Bye bye Tibériade ★★☆☆

Lina Soualem plonge dans les archives familiales pour raconter l’histoire de sa mère Hiam Abbas, née en Palestine en 1960. Sa grand-mère, Um Ali, avait dû fuir Tibériade en 1948 lors de la création d’Israël. Sa maison détruite, sa famille éclatée (l’une de ses filles s’est retrouvée en Syrie dont elle ne put jamais revenir), elle s’installa à Deir Hanna, à mi-chemin entre Acre et Tibériade. C’est là que vécut Nemat, sa mère, qu’elle y devint institutrice, qu’elle y fonda une famille bientôt riche de dix enfants. Hiam, la quatrième, se sentait étouffer dans ce milieu patriarcal. Elle partit le plus vite possible étudier la photographie à Haïfa, avant d’intégrer une troupe de théâtre à Jérusalem, de se marier contre la volonté de ses parents avec un Anglais et d’aller vivre à Londres avant de s’installer à Paris en 1989, sans parler un mot de français.

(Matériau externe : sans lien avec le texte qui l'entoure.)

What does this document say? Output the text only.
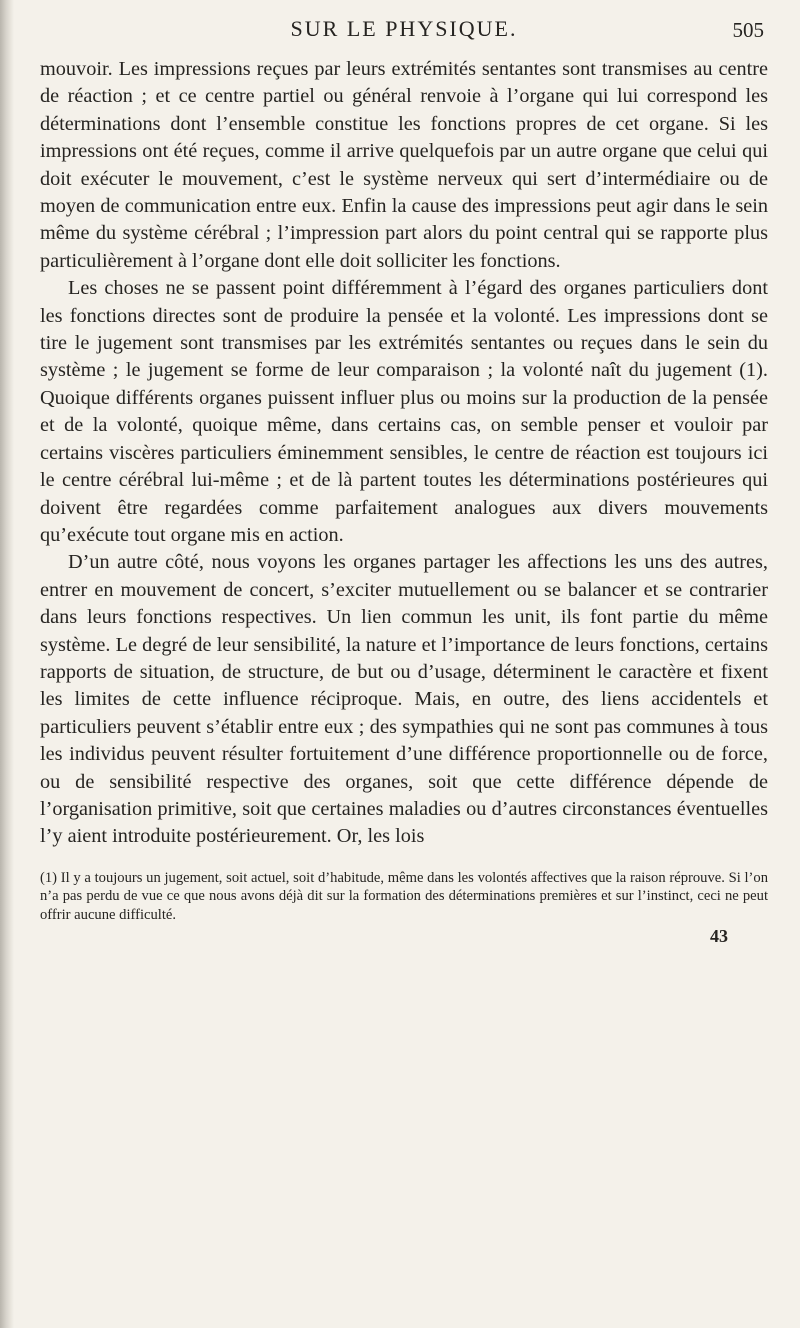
SUR LE PHYSIQUE.	505

mouvoir. Les impressions reçues par leurs extrémités sentantes sont transmises au centre de réaction ; et ce centre partiel ou général renvoie à l’organe qui lui correspond les déterminations dont l’ensemble constitue les fonctions propres de cet organe. Si les impressions ont été reçues, comme il arrive quelquefois par un autre organe que celui qui doit exécuter le mouvement, c’est le système nerveux qui sert d’intermédiaire ou de moyen de communication entre eux. Enfin la cause des impressions peut agir dans le sein même du système cérébral ; l’impression part alors du point central qui se rapporte plus particulièrement à l’organe dont elle doit solliciter les fonctions.

Les choses ne se passent point différemment à l’égard des organes particuliers dont les fonctions directes sont de produire la pensée et la volonté. Les impressions dont se tire le jugement sont transmises par les extrémités sentantes ou reçues dans le sein du système ; le jugement se forme de leur comparaison ; la volonté naît du jugement (1). Quoique différents organes puissent influer plus ou moins sur la production de la pensée et de la volonté, quoique même, dans certains cas, on semble penser et vouloir par certains viscères particuliers éminemment sensibles, le centre de réaction est toujours ici le centre cérébral lui-même ; et de là partent toutes les déterminations postérieures qui doivent être regardées comme parfaitement analogues aux divers mouvements qu’exécute tout organe mis en action.

D’un autre côté, nous voyons les organes partager les affections les uns des autres, entrer en mouvement de concert, s’exciter mutuellement ou se balancer et se contrarier dans leurs fonctions respectives. Un lien commun les unit, ils font partie du même système. Le degré de leur sensibilité, la nature et l’importance de leurs fonctions, certains rapports de situation, de structure, de but ou d’usage, déterminent le caractère et fixent les limites de cette influence réciproque. Mais, en outre, des liens accidentels et particuliers peuvent s’établir entre eux ; des sympathies qui ne sont pas communes à tous les individus peuvent résulter fortuitement d’une différence proportionnelle ou de force, ou de sensibilité respective des organes, soit que cette différence dépende de l’organisation primitive, soit que certaines maladies ou d’autres circonstances éventuelles l’y aient introduite postérieurement. Or, les lois

(1) Il y a toujours un jugement, soit actuel, soit d’habitude, même dans les volontés affectives que la raison réprouve. Si l’on n’a pas perdu de vue ce que nous avons déjà dit sur la formation des déterminations premières et sur l’instinct, ceci ne peut offrir aucune difficulté.

43
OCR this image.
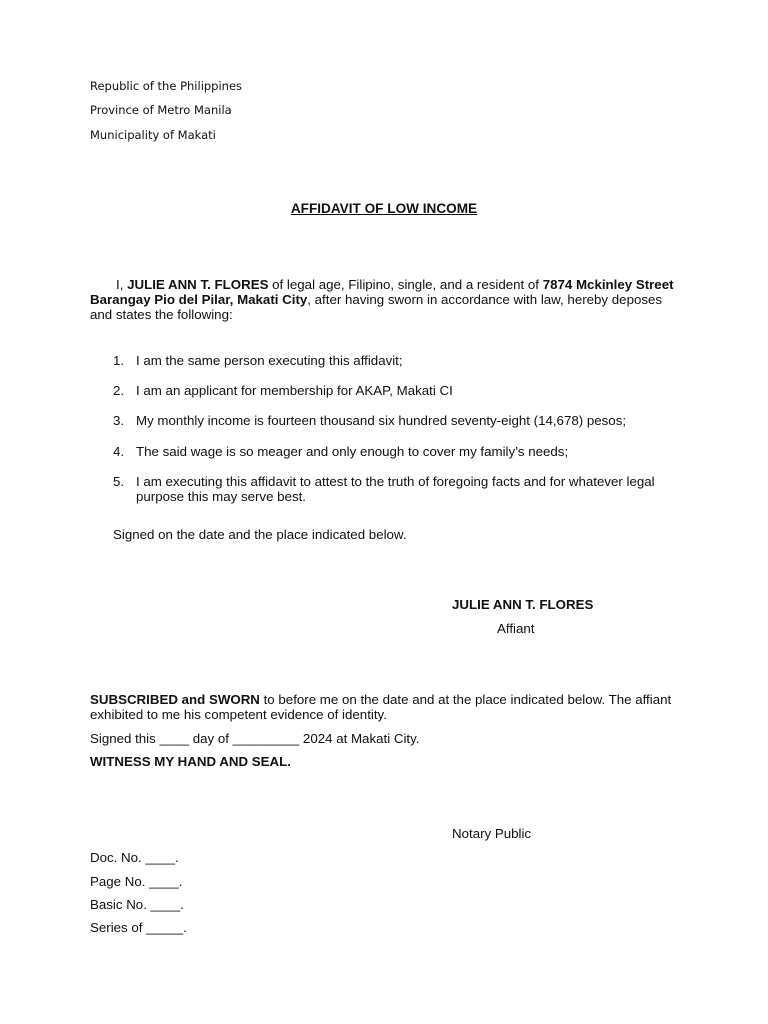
Republic of the Philippines
Province of Metro Manila
Municipality of Makati
AFFIDAVIT OF LOW INCOME
I, JULIE ANN T. FLORES of legal age, Filipino, single, and a resident of 7874 Mckinley Street Barangay Pio del Pilar, Makati City, after having sworn in accordance with law, hereby deposes and states the following:
1. I am the same person executing this affidavit;
2. I am an applicant for membership for AKAP, Makati CI
3. My monthly income is fourteen thousand six hundred seventy-eight (14,678) pesos;
4. The said wage is so meager and only enough to cover my family’s needs;
5. I am executing this affidavit to attest to the truth of foregoing facts and for whatever legal purpose this may serve best.
Signed on the date and the place indicated below.
JULIE ANN T. FLORES
Affiant
SUBSCRIBED and SWORN to before me on the date and at the place indicated below. The affiant exhibited to me his competent evidence of identity.
Signed this ____ day of _________ 2024 at Makati City.
WITNESS MY HAND AND SEAL.
Notary Public
Doc. No. ____.
Page No. ____.
Basic No. ____.
Series of _____.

Lina Soualem creuse le sillon qu’elle avait déjà ébauché dans son premier documentaire, Leur Algérie, consacré à ses grands-parents paternels (les parents de l’acteur bien connu Zinedine Soualem). Bye bye Tibériade est un documentaire à la fois intime et pudique. Comme son titre l’annonce, il est placé sous le signe de la nostalgie. Lina Soualem veut garder le souvenir, qui est en train de se perdre après la mort de sa grand-mère Nemat, de la vie de quatre générations de femmes palestiniennes.

Derrière la micro-histoire de cette famille, c’est l’Histoire de la Palestine qui se dessine, celle de la Nakba de 1948, celle de la difficile coexistence des deux peuples israélien et palestinien, sur une même terre minuscule, celle de la revendication sans cesse renaissante mais toujours bâillonnée de l’indépendance et de la souveraineté.

La vraie héroïne du film est Hiam, la mère de Lina. Ses traits nous sont devenus familiers, à force de l’avoir vue depuis plus de trente ans dans une kyrielle de films : La Fiancée syrienne, Free Zone, Munich, Les Citronniers, Corps étranger, Gaza mon amour… Comment une telle artiste est-elle née dans un tel milieu ? Comment sa sensibilité s’y est-elle aiguisée ? Pourquoi est-elle partie ? Comment s’est-elle réconciliée avec ses parents ? Autant de questions qui ne sont pas traitées de front mais auxquelles, par bribes successives, des réponses partielles et pudiques sont apportées.